My trip to Austin was short, less that 48 hours short. What was I thinking going there at a time like this – “this” being one month since my husband died. Of course Grief came along with me, like a hitchhiker, sitting right there next to me in the passenger seat. I had to pull over quite a few times to quiet the bastard down, pull over and cry and cry and cry to subdue its backseat driving. Anyway, what I could see of Austin, through the cloudiness of my sad and puffy eyes, was spectacular. Austin appears to be a sweet city with an eclectic combination of funky farm life, youthful university vibe (all that promise for the future!), stuffy government (just think, W lived here…), athletic energy (all those runners and bikers along the river trail), and downtown sophistication with elegant bistros. And then there’s the music scene. At 10PM on a Monday night there was live music blaring from every bar in the six-block radius I walked. I liked everything I saw, though admittedly I didn’t see much. I’ll be sure to return when I get my energy back….at least one can hope. On my drive back to Terlingua, I stopped in Fredericksburg, a German town right here in Texas. Even the street names are in German, including the German word Strasse for street. There was Friedhelm’s Bavarian Restaurant, Der Lindenbaum, and the Altdorf Biergarten. Naturally, this reminded me of Marcus…but that was okay, in fact it was good, nice, cozy – or gemutlich, as long as we’re using German words here – and made me feel closer to him. The thing about Fredericksburg is that is not only German, it is also famous for its pie! (Maybe this is where Marcus and I should have settled.) This Texas hill country is fertile with peaches and pecans, both exceptional pie fillings.
After asking a local woman for a pie recommendation, her face lit up with a smile. “Oh, that’s easy. The Fredericksburg Pie Company. It’s just around the corner.” Are you sure it’s open today, I asked, having noted that although there were a number of tourists strolling the sidewalks nearly every restaurant was closed. In Germany this is called a “Ruhetag” or rest day, though a Wednesday seemed an odd day for everything to be closed. “I’m sure it will be open,” she insisted.With buoyed hopes and a hungry belly, I drove around the corner and there it was in its kitschy, cute, touristy glory: The Fredericksburg Pie Company. An old white Craftsman cottage with a front porch, covered in vines, perched on a pert green lawn. It was picture perfect. I could already taste the peach pie, or maybe pecan, or maybe both. I would have one piece for Angelika (pecan is her favorite) and one piece for me (peach is one of my top 5), and, if necessary, a third piece for my hitchhiker, Grief.

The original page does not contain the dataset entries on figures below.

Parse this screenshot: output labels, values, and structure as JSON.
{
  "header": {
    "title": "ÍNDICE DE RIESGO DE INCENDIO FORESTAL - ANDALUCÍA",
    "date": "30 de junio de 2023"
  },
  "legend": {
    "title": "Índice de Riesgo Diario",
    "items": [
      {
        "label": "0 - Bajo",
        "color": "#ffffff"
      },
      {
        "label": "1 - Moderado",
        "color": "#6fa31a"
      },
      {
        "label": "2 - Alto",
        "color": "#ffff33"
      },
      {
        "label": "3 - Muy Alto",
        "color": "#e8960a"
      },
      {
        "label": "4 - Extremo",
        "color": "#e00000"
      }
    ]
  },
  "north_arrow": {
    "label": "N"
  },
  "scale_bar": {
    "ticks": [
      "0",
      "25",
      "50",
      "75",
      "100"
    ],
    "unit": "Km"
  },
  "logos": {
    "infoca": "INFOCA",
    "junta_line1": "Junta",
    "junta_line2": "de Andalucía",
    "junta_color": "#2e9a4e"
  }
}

As if my mission wasn’t clear enough, I saw a sign hanging from the rafters of the house. “PIE FIXES EVERYTHING,” it promised. In my broken state, I was desperate for pie. (Well, no, I was desperate to have Marcus back, but….) “Pie is better than a psychiatrist,” I thought. And then I saw another sign. “CLOSED,” it said. “And you thought putting your life back together after Marcus was going to be that easy, did you?” said the voice inside. “Easy as pie? Ha!”
I got back in my car, pulled over a few more times to cry, and eventually ate a stale croissant I had been carrying around for 3 days. I will have to think of other ways to help Angelika with her grief, while still dealing with mine. My goal is to spend Thanksgiving with Marcus’ parents in Germany. I will bring all the ingredients to make pecan pie — and I will make every effort to leave Grief behind.